Freud not being available in this story, enter Anne Montague (Janet McTeer), a former actress turned spiritualist called in by the family’s cynical maid Nora (Tovah Feldshuh) as a quack exorcist. The witchy, wide-eyed McTeer does a wonderful job ringing the evil spirits out of the house with a bell. But instead of fleecing the gullible Constance, she offers her a listening post and feminine understanding. There are even modern undertones of mutual attraction between the two women.
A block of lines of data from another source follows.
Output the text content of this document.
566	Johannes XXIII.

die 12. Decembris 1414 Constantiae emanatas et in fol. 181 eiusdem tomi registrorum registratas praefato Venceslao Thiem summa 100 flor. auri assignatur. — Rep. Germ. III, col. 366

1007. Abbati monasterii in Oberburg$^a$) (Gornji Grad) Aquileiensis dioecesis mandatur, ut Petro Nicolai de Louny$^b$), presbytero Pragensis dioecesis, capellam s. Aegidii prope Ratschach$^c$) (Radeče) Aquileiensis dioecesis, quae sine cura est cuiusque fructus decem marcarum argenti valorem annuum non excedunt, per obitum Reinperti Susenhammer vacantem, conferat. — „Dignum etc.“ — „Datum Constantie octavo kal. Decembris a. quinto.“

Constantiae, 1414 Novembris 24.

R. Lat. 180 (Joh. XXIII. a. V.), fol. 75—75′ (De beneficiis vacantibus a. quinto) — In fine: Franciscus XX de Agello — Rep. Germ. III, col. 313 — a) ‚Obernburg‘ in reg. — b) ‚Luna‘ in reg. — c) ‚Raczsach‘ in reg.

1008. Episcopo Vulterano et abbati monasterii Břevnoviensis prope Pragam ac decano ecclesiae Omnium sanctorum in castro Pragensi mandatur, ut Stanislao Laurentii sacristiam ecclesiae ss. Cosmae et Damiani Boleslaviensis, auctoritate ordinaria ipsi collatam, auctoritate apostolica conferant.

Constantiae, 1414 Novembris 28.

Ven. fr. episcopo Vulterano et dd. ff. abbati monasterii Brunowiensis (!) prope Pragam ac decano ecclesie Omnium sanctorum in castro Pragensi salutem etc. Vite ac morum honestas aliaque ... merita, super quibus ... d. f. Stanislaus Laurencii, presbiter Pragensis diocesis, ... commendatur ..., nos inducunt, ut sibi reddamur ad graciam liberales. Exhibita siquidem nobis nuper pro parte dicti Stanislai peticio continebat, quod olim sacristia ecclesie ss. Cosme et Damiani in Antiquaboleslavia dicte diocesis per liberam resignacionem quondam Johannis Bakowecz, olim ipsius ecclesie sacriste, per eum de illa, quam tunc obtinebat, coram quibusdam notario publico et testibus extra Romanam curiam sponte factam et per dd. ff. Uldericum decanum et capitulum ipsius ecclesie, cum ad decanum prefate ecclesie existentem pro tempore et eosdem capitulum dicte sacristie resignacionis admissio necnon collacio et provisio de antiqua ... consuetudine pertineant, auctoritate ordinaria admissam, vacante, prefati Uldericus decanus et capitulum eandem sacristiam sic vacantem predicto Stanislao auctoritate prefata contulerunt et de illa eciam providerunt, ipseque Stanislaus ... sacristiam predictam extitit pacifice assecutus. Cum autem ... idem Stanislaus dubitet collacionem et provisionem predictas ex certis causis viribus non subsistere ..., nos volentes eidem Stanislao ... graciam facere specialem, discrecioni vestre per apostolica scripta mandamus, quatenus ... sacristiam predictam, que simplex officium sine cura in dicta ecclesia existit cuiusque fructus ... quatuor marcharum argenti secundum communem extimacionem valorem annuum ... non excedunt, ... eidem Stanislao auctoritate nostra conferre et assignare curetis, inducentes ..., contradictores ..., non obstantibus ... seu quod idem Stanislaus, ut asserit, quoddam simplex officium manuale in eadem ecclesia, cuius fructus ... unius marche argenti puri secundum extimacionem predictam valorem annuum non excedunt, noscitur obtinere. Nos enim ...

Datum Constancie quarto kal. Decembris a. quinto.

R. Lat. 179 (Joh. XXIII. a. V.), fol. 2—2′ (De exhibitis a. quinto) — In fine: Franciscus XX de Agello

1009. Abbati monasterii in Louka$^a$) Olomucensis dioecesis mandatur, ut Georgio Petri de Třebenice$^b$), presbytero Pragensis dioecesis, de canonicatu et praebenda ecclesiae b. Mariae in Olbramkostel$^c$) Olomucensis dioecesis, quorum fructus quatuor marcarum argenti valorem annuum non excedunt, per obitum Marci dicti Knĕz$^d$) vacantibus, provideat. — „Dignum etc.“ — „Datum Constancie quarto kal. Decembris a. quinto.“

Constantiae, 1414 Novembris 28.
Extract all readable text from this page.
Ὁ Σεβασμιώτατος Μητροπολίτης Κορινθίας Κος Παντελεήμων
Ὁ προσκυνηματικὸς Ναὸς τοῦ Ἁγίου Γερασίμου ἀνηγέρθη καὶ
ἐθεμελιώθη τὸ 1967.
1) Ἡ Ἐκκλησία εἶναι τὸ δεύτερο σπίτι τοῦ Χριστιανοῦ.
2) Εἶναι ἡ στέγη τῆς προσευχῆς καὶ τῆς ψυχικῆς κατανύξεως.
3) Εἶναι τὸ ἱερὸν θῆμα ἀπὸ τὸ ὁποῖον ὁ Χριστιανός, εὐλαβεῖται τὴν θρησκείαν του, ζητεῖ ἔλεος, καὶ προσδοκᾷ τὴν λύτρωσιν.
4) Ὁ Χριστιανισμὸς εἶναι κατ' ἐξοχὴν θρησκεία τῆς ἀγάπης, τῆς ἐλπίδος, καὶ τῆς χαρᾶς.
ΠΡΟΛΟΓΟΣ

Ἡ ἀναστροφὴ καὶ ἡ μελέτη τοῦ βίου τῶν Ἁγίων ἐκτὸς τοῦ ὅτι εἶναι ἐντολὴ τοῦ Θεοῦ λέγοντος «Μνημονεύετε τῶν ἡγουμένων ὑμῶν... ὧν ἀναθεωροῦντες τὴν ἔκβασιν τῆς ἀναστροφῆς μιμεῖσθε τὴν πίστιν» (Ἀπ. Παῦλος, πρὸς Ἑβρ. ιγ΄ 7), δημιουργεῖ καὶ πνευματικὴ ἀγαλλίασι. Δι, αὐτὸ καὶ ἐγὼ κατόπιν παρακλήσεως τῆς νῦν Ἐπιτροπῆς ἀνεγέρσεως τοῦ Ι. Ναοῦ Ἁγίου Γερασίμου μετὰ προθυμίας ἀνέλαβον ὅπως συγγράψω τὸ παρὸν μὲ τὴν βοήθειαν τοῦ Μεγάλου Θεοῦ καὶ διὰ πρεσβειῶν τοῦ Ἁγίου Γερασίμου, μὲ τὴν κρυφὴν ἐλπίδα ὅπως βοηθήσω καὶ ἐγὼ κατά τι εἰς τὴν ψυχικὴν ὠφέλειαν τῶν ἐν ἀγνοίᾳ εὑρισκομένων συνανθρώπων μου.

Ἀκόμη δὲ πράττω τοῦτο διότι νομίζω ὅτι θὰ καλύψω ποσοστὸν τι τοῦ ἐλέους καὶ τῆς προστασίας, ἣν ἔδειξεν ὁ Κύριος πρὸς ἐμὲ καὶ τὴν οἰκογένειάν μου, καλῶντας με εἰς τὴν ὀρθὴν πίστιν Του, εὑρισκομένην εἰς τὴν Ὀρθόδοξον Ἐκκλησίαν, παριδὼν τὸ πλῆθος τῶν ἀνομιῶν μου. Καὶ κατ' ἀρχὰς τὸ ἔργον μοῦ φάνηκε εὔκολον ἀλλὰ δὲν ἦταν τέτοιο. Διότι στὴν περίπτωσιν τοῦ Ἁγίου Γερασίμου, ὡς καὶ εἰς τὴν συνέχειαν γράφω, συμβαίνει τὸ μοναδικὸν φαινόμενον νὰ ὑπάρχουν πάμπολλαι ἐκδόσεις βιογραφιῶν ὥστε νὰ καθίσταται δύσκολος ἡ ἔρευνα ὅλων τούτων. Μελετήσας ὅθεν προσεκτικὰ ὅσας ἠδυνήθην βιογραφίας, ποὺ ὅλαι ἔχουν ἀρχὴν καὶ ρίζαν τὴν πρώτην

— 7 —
At this point, it seems like there are too many good characters to strike the fire of a scary drama. But even the good, kind, faithful Joseph has his dark side, too, as Constance discovers one day when she decides to surprise him at work. In a brief but gruesome scene, she finds him in his operating theater performing vivisections on cute monkeys, puppies and other furry creatures. Though the scene is out of character for the demure homebody Constance, Malone plays it so well, it works. Sadly, this repulsive but interesting side of Joseph’s character is never pursued, but simply filed away as “science” searching for the cause of diseases.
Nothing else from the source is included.